16 yo aren't grateful, it is the nature of the beast, but in your case I see his point. I wouldn't be grateful to people who seemed bent on screwing with my education.
You're on his back "every day" about doing menial work.
You don't mention being on his back about studying. I've tried to find a charitable view of what you're saying. Failed. Please help me.
He's finding 6th form hard.
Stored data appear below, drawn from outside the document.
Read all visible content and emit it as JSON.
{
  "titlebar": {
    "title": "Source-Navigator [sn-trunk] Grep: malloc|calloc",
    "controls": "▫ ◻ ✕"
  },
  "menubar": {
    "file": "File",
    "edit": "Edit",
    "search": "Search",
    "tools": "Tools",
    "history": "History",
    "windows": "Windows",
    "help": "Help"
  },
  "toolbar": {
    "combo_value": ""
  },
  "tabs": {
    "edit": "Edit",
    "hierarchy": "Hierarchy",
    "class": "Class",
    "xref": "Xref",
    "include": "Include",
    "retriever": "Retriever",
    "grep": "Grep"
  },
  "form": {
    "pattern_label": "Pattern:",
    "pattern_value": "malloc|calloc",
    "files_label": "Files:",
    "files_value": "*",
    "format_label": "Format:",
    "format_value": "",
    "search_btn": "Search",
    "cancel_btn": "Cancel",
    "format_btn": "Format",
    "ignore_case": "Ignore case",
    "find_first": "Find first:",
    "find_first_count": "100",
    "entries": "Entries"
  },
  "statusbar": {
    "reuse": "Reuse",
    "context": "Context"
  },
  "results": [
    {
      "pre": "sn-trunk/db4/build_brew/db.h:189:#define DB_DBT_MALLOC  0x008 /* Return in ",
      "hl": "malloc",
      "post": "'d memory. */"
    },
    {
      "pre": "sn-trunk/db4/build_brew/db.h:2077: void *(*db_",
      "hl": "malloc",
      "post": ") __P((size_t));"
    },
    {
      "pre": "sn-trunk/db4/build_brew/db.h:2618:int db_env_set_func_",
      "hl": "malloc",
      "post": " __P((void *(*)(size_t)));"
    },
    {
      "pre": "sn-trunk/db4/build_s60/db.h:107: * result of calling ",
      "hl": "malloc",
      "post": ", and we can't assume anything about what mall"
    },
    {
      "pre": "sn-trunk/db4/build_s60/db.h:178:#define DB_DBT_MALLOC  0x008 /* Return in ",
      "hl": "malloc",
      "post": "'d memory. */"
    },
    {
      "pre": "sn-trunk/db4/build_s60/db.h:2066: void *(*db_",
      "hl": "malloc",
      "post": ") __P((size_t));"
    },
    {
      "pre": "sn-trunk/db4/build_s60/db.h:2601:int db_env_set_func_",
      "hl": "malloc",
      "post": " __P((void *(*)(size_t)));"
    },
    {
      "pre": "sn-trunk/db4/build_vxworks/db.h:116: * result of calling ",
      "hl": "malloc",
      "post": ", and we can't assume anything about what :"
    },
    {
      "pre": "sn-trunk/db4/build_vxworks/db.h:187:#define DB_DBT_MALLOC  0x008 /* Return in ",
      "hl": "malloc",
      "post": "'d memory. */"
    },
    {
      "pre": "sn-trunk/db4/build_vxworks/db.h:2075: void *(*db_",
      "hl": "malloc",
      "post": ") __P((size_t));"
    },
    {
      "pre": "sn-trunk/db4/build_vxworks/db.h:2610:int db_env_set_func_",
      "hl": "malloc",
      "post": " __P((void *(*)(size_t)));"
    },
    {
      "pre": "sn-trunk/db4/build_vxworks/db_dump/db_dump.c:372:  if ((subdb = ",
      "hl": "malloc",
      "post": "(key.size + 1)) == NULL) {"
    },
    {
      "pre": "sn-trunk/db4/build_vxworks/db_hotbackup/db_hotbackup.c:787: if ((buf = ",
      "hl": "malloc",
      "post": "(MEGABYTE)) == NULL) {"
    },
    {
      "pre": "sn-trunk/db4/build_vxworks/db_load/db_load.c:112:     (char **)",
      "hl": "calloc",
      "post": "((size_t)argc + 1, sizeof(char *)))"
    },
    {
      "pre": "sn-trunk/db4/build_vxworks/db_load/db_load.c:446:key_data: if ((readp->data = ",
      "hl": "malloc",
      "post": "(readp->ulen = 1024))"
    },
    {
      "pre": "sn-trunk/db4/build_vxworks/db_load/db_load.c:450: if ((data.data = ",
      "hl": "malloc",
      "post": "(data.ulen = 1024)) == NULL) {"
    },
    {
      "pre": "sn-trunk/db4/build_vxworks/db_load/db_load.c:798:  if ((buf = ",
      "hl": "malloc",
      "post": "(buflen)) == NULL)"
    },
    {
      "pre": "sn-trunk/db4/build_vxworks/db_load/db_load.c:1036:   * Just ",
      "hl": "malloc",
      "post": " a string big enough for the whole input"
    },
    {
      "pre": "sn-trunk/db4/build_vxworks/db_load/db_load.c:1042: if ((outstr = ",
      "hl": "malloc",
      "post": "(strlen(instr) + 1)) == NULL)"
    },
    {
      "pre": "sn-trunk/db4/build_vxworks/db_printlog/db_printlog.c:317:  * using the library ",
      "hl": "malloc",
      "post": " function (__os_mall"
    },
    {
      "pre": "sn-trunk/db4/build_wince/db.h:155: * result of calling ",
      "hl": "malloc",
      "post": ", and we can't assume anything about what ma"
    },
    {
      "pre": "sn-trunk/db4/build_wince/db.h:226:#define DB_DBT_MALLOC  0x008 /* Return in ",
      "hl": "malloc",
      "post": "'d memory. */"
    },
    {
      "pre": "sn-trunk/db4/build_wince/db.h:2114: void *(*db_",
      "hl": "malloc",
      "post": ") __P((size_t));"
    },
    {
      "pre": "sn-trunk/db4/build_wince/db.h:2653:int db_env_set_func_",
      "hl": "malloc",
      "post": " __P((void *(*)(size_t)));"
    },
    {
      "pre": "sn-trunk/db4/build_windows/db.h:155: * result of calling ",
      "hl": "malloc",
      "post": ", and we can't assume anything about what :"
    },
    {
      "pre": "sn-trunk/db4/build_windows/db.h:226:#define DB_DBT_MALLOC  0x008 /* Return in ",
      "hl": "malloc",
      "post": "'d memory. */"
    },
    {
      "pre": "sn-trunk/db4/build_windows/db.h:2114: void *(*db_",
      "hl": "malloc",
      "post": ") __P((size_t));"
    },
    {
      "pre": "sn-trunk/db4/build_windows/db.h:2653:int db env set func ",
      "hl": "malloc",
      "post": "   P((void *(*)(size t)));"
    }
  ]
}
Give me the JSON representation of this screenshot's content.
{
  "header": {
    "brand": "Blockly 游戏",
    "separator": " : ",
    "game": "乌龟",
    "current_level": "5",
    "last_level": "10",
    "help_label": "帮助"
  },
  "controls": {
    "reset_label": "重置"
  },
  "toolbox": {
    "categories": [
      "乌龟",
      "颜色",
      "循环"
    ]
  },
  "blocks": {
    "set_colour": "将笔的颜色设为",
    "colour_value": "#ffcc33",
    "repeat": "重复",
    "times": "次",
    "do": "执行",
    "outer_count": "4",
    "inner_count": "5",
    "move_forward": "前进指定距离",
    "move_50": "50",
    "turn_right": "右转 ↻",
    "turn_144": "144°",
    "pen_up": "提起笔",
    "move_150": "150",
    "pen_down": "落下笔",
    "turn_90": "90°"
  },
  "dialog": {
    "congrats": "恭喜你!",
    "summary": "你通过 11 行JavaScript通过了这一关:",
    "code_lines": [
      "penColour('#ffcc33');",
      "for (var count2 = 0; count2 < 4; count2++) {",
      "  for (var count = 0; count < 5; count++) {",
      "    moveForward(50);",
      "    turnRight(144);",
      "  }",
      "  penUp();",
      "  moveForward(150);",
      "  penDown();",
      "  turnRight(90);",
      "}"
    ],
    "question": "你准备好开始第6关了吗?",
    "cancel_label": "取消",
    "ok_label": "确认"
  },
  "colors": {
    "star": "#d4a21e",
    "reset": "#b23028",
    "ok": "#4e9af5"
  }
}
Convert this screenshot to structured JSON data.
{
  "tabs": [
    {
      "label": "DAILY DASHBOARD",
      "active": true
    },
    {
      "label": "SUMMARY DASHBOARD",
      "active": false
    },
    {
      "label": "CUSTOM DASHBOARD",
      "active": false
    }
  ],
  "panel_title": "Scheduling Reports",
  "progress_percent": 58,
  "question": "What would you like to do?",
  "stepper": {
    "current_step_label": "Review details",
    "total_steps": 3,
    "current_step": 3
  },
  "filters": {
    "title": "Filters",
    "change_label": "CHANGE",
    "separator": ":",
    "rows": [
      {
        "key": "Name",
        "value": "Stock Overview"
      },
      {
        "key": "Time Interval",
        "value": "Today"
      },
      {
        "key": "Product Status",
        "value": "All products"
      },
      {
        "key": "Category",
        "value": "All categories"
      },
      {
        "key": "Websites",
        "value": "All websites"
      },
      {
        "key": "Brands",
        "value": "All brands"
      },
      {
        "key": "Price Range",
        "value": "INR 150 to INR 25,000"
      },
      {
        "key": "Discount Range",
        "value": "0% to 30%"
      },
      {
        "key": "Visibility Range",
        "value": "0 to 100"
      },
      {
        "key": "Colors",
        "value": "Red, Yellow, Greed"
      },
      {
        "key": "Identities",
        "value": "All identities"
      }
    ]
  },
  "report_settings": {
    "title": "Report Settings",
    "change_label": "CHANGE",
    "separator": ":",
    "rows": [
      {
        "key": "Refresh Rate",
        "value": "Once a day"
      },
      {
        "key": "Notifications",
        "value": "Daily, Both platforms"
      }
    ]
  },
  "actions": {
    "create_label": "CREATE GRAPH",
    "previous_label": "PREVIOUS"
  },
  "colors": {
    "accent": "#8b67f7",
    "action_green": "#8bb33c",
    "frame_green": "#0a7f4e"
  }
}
In a way I find that encouraging, since it may well mean he's working hard.
Screwing with that by making him do menial work to add to his load, strikes me as just bizarre.
As it happens I'm dead against work for A level students based upon my own experience.
The sort of work a 16 yo can get is typically working in a supermarket, which is not the goal we have for our kids, and certainly a world away from any experience that will be useful to them.
Also it sends the wrong message big time.
His disposable income will go up dramatically, and typically his social life will improve a great deal with it, and with older people. That means alcohol, and staying out late, and does enable him to afford drugs, and the fags you don't like.
Also supermarkets often put pressure on kids to do weekday work because it's hard for them to fill.
It will be different from boring school work and thus attractive.
Thus you are in effect showing a kid an "easy" way to make good money that's fun, but that impacts his studies and has no viable career path.
The only experience I want my kids to have of the "work environment" is how crap most of them are.
As for throwing darts in the door, well he'll take that skill and rent himself out to AlQaeda as a silent assasin. If that's the worst he's done, you are well ahead of most parents. But you're his parent are you ?
So sending him to his mum will be for the best, since you will then be able to focus upon your children, and not an ungrateful cuckoo.
Maybe your SS will end up getting an adult job serving food to my kids ? That's what you will achieve, but of course it wil be his fault, so that's OK.